Buster regarded her with interest, her reflection twinned in the green-tinted lenses of his CRT oculars. "Well now," he said, almost sounding impressed, "you have an AI. Guess you're as good a netrunner as everyone says you are, deckhead. Phoenix's very own Alt Cunningham."

"She's a hero of mine," said Ayako, smiling. "Looked up to her since I was a kid. Was the whole reason I'd learned English, gotten into netrunning."

"She had a reputation over in Chiba?"

"In certain netrunning circles," said Ayako. "Whole reason I got into programming, like I said. Alt Cunningham.
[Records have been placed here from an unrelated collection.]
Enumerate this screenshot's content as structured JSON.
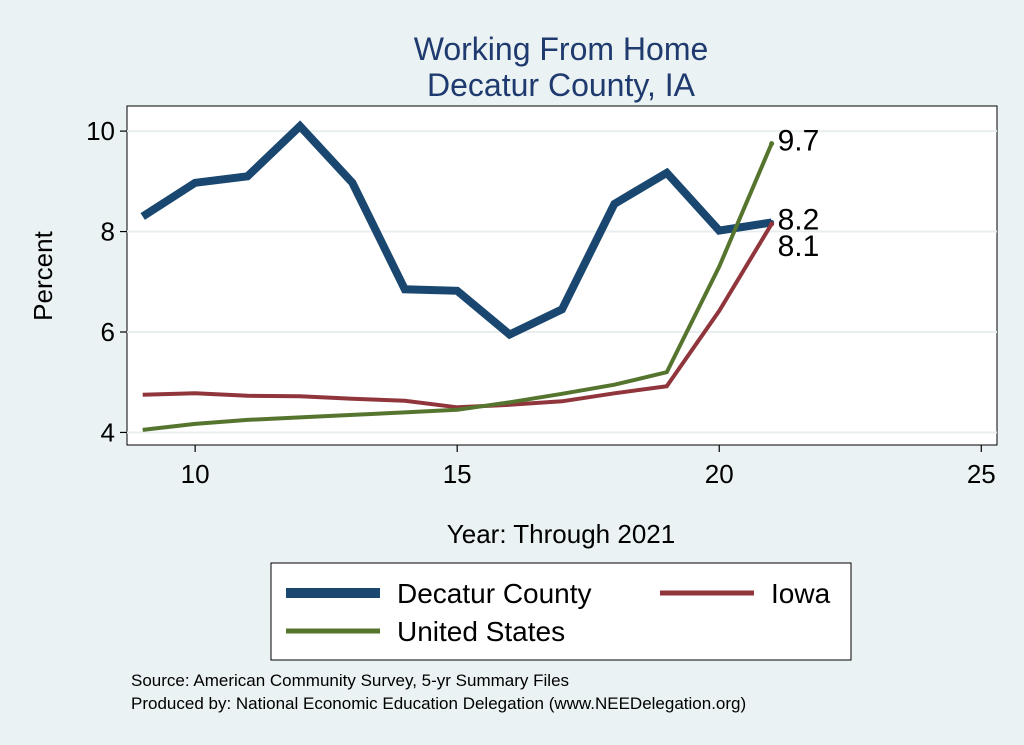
{
  "chart_data": {
    "type": "line",
    "title": "Working From Home",
    "subtitle": "Decatur County, IA",
    "xlabel": "Year: Through 2021",
    "ylabel": "Percent",
    "xlim": [
      8.7,
      25.3
    ],
    "ylim": [
      3.75,
      10.5
    ],
    "xticks": [
      10,
      15,
      20,
      25
    ],
    "yticks": [
      4,
      6,
      8,
      10
    ],
    "grid": true,
    "legend_position": "bottom",
    "series": [
      {
        "name": "Decatur County",
        "color": "#1a476f",
        "x": [
          9,
          10,
          11,
          12,
          13,
          14,
          15,
          16,
          17,
          18,
          19,
          20,
          21
        ],
        "values": [
          8.3,
          8.97,
          9.1,
          10.1,
          8.97,
          6.85,
          6.82,
          5.95,
          6.45,
          8.55,
          9.17,
          8.02,
          8.18
        ],
        "end_label": "8.2"
      },
      {
        "name": "Iowa",
        "color": "#90353b",
        "x": [
          9,
          10,
          11,
          12,
          13,
          14,
          15,
          16,
          17,
          18,
          19,
          20,
          21
        ],
        "values": [
          4.75,
          4.78,
          4.73,
          4.72,
          4.67,
          4.63,
          4.5,
          4.55,
          4.62,
          4.78,
          4.92,
          6.42,
          8.15
        ],
        "end_label": "8.1"
      },
      {
        "name": "United States",
        "color": "#55752f",
        "x": [
          9,
          10,
          11,
          12,
          13,
          14,
          15,
          16,
          17,
          18,
          19,
          20,
          21
        ],
        "values": [
          4.05,
          4.17,
          4.25,
          4.3,
          4.35,
          4.4,
          4.45,
          4.6,
          4.77,
          4.95,
          5.2,
          7.3,
          9.75
        ],
        "end_label": "9.7"
      }
    ],
    "notes": [
      "Source: American Community Survey, 5-yr Summary Files",
      "Produced by: National Economic Education Delegation (www.NEEDelegation.org)"
    ]
  }
}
I wanted to be as good as her, and eventually, I wanted to be better." She turned to Juan, and asked, "By the way, you remember anything from the subnet crash?"

"Not much," said Juan, and shook his head. "Almost flatlined. Was too busy tryin' to stay alive. And thanks, Yako. For disconnectin' me when you did. Wouldn't be standin' here without you."

That couldn't-be-happier-to-see-you smile came back to Ayako's face. "You would've done the same for me."